Der ägyptische Gesandte hatte die meisten in Byblos ansässigen Landsleute in seiner geräumigen Wohnung versammelt. Die dicken Vorhänge hatte man trotz der großen Hitze zugezogen und die Türe verriegelt. Man sprach nur mit gedämpfter Stimme, hielt sich in Duftwasser getränkte Leinentücher vor die Nase, um den Gestank nicht einatmen zu müssen. Einige weinten und meinten, dass man den Pharao doch dazu bringen müsste, diesem Grauen ein Ende zu bereiten. Ein Händler meinte sogar, dass die Truppen des Pharao diese schreckliche Weltgegend zur Gänze befrieden müsse, um den Barbaren den edleren ägyptischen Glauben aufzuzwingen. Der Gesandte schüttelte den Kopf. Ägypten, meinte er, brauche den Handel und die Handelshäuser, wo man Silber mit großem Gewinn in Schiffe anlegen konnte. „Und woher", seufzte er, „denkst du kommt das Holz für unsere Möbel, die Farbe für unsere Stoffe? In welchen Häfen, wenn nicht den Syrischen beziehen wir die Luxuswaren aus Babylon?" „Wenn wir sie völlig besetzen und unterwerfen werden sie sich auflehnen und Krieg ist dem Handel schädlich!", ächzte er, während seine Frau hinaus ging, um sich zu übergeben, denn der Gestank, der sich immer dichter über die Stadt ausbreitete, wurde ihr unerträglich. „So sind wir eben nur Schutzmacht und mengen uns nicht ein", meinte er leise und vergrub das Gesicht in seinen Händen.

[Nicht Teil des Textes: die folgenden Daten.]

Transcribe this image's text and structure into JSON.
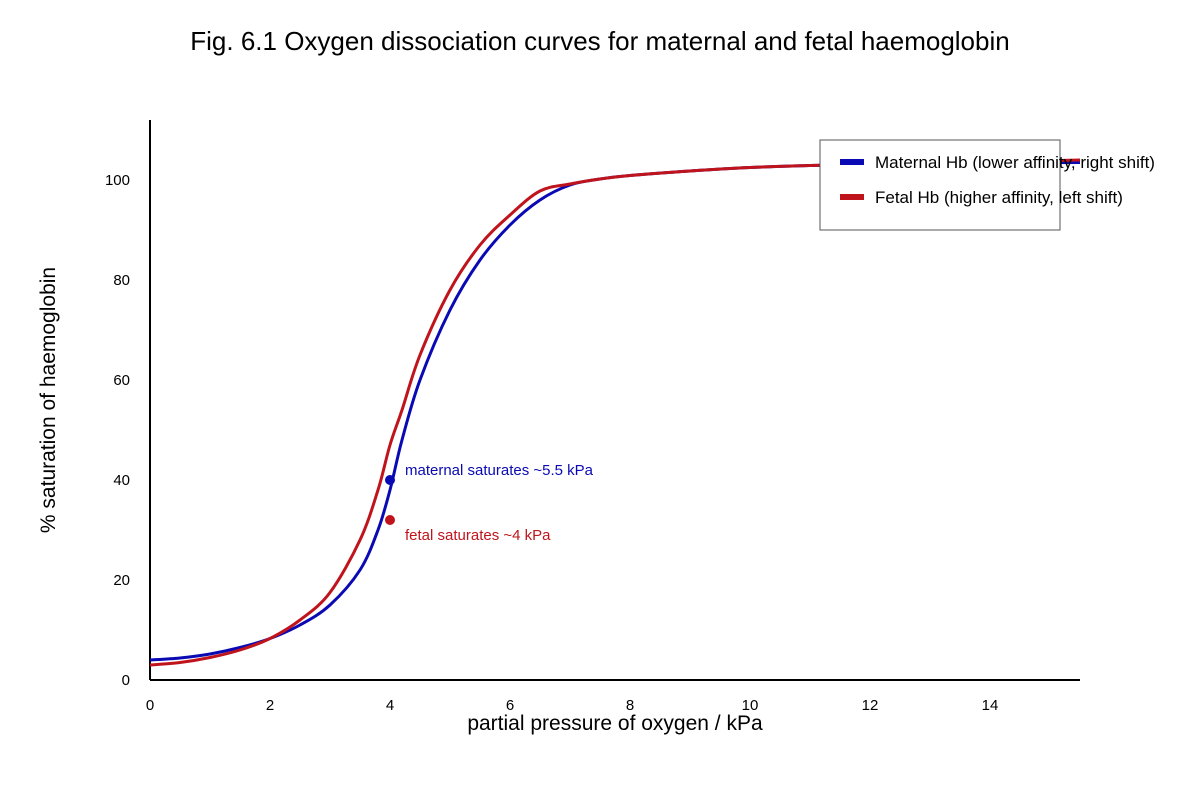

Der Gesandte des Königs von Babylon hatte sich einen Becher Wein, der mit Mohnsaft vermengt war, bringen lassen, um nichts von den schrecklichen Ereignissen mitzubekommen. Unerträglich war ihm der Gedanke, Zeuge eines derartigen in seiner Gedankenwelt unvorstellbaren Gräuels zu werden.
In der Nacht verwehte der heiße Wind allmählich den Gestank. Die Stadt war gespenstisch still. Der Gott hatte seine Opfer bekommen. Sklaven reinigten den Tempel. Wochen vergingen und es fiel immer noch kein Regen.